Both my Burton pants and my Ride pants have leg lifts at the back of the leg which allow you to hinch up the bottom of your pants a little to avoid any cuff wear and tear. Works very well. I recommend both brands.


----------



## JeffreyCH (Nov 21, 2009)

MJP said:


> Volcom for sure.....





snowklinger said:


> this. +100
> 
> :thumbsup:


+200 

I have a pair of Volcom insulated pants, love 'em.


----------



## Varza (Jan 6, 2013)

sheepstealer said:


> What to you all do to prevent leg cuff damage? Or is this a moot point? Every pair of pants I've bought somehow get dragged around when walking to and from cars or tromping around the lodge = torn and frayed, broken cuff zips, etc.The only option I can think of is to constantly flip up the cuff when walking around, which looks stupid.
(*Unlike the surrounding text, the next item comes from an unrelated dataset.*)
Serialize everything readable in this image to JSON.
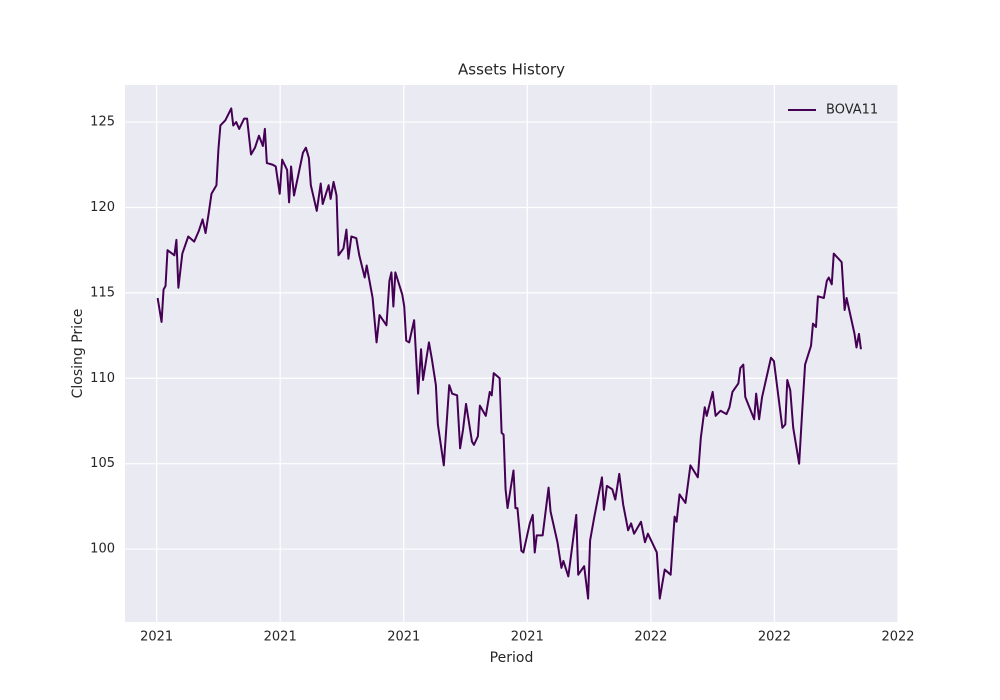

Or, buying a tight pair of pants, which I do not want to do.


I have that problem with a lot of my pants (not just the snowboard ones). What I do is wear a belt and pull my pants up as far as they will go and then tighten the belt. I do this for when I'm at the lodge or walking from the car. I may look like a dork, but it preserves pant cuffs  And it makes for easy adjustment when getting back onto the slopes. 

Oh yeah, with some regular pants I wear, I do that too now after I seeing what kind of damage I do to the bottoms of the legs. Ah well...


----------